Benchmarks are very tricky things. Details can make all the difference.

Thus, I would not necessarily take the student's results at face value, without investigating further. I don't know D, so I can only throw out some thoughts that come to mind from reading the blog post. Perhaps someone else could look through Github and check out the code?

First, doesn't D have a generational garbage collector? (http://dlang.org/garbage.html doesn't say -- but it does approve of generational collectors.) The student says that he's collecting on every frame. Is he doing an ephemeral collection, or a full collection? 7 milliseconds seems kind of long for an ephemeral collection ...

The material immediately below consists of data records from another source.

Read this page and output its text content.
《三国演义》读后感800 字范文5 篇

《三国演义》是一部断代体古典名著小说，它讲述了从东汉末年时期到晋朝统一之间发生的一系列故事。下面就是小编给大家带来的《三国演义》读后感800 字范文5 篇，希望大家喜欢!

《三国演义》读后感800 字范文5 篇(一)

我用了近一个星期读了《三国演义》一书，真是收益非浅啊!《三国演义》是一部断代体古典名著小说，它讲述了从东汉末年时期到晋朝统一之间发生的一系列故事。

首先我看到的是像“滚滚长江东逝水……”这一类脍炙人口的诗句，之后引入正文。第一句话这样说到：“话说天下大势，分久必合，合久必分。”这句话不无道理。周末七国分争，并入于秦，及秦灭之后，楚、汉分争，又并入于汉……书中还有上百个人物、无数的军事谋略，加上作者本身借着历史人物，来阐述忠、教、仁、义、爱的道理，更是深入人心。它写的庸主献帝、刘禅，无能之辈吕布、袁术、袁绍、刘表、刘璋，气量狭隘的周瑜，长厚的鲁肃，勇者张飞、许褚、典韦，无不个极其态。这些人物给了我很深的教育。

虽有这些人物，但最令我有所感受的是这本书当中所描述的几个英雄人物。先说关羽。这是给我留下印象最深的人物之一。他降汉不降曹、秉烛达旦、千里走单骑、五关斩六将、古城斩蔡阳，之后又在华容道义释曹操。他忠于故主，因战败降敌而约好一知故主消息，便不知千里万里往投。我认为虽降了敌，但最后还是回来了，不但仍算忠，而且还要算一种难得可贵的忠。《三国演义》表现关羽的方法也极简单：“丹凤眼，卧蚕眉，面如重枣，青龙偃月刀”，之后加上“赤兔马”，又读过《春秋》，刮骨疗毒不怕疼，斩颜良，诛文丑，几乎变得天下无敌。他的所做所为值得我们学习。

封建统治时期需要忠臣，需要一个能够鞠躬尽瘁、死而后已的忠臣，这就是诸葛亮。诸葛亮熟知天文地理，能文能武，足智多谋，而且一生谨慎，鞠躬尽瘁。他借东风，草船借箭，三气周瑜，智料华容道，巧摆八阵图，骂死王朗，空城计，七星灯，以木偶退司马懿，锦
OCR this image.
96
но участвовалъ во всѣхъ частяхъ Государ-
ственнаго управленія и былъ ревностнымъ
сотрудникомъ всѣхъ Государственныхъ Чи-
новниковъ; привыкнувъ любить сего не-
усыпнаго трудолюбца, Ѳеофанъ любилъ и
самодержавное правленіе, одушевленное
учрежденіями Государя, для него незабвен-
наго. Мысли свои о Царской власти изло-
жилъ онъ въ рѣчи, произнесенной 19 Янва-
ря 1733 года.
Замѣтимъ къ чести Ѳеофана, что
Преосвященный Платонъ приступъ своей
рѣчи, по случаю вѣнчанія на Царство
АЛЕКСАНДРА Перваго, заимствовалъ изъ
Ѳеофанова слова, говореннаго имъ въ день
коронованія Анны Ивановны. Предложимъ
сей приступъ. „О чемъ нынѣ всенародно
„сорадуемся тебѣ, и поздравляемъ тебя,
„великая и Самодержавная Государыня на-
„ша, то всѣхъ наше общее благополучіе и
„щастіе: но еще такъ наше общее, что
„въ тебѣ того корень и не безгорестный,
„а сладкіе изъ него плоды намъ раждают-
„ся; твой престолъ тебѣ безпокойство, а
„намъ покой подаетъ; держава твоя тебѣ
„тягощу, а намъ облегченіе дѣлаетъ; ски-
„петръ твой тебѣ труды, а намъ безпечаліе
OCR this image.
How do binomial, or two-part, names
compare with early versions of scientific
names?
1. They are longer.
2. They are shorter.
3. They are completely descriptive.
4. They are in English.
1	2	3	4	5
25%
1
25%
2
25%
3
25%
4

Second, what if he collected every 5 frames instead? He's collecting on every frame because he's paranoid about making the 60 Hz cadence. But he made it -- so he now has some room to experiment. He gets 7 ms of overhead by collecting on every frame, but what if he gets 8 ms of overhead by collecting every N frames? This would still make the cadence -- but save a lot of battery! (Suppose he frequently creates objects that are referenced in the next frame -- but that almost always die within N frames. Then he's incurring a lot of unnecessary overhead by forcing the collection on every frame.)

Third, he just dove right in and completely removed GC. But did he really have to do that? Profiling-driven optimization tends to be amenable to the Pareto principle. 10% of the work might get you 90% of the benefit. Sometimes, tweaking 1 line of code gives you 90% of the benefit. The poor performance of the garbage collector might've been caused by just a few classes.